Israel Reflections 2013–It’s Still Complicated

As we wrote about the last Israel trip, noting the complications and contradictions of the country are crucial to also understanding it.  On the 65th anniversary of Israeli independence, this blog post from student Kristina Minor discusses the importance and implications of Zionism:

Israel is by far the most complicated place I have ever been.  There is no way to fully understand what is going on in the area without walking the streets and speaking to the people.  What hit me most about the trip was seeing the beauty and passion for life and harmony that has emerged as a result of hundreds of years of conflict and pain.

The very foundations of the Israeli are based on a painful Jewish history and promises waiting to be fulfilled.  For example, the reason the Israeli Defense Force is not permitted to attack unarmed persons is because during the Holocaust millions of unarmed Jews were mercilessly executed.  And one of the reasons that there is such a strong passion for Judaism and tradition and for the Israeli State is because they were taken away from the Jews for so many years.  Despite my research on Zionism prior to the trip, I did not really understand what it meant until I saw the look in some of the Israelis’ eyes when they spoke about it.  Zionism is not just a political or even religious stance; it is truly engrained in the very core of Israeli citizens.  I think the level of conflict in the region is so different from that in the United States because point of contention is a non-negotiable system of values and beliefs that are often directly opposed to each other.

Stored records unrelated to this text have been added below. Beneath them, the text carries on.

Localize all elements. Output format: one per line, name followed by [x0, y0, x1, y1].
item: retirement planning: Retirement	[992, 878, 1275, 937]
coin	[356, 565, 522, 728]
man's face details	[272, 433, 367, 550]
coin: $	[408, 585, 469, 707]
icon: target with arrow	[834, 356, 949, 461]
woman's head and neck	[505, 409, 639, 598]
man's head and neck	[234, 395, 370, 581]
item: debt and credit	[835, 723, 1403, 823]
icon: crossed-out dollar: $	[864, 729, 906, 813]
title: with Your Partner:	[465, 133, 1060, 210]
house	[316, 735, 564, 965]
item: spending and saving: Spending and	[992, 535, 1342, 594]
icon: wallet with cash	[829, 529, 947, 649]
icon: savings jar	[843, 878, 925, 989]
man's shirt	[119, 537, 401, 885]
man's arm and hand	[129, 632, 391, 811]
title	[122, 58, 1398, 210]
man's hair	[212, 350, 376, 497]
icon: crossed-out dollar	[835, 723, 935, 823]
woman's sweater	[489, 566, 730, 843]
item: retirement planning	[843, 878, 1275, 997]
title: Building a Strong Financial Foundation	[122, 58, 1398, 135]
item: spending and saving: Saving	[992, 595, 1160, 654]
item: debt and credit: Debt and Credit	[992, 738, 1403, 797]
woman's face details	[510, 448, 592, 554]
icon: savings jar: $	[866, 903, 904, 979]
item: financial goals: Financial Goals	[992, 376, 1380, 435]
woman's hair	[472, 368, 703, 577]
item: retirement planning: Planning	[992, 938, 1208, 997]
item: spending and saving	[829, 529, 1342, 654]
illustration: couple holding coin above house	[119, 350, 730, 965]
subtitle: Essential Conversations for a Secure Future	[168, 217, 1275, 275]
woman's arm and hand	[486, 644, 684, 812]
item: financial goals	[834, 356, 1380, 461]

This complexity is manifested in the Old City in Jerusalem, which is really the epicenter of three of the major religions—Christianity, Judaism, and Islam.  Within less than a square mile lays a Jewish temple, a Muslim mosque and a Christian church.   It was honestly a bit surreal to hear both the church bells signaling and the mosque “calling” its people to come worship at the same time, in virtually the same place.  And instead of an outbreak of fighting, which is what I expected given the skewed American media reports, there was this unspoken understanding and tolerance allowing everyone to worship God in their own way.  One of the most surprising structures was the gorgeous mosque that stood right in the middle of where the original Jewish temples used to be, before they were demolished by the Babylonians and Romans.  If ever there were to be an outbreak of violence in the near future in Jerusalem, I would expect it to start there.

“Zeh mesubach maod” means “this is very complicated.”  And there is really no other way to describe Israel and the surrounding areas.  We had meetings in Jerusalem and could see the giant cement wall blocking off Bethlehem.  We sat on a volcano drinking tea and at the same time listened to bombsgoing off in Syria.  While I think it is both necessary and admirable for Americans and other countries to get involved in the Israeli-Palestinian conflict resolution, they cannot help while sitting in cushy offices thousands of miles away.  This is an experience that I think everyone should take at least once.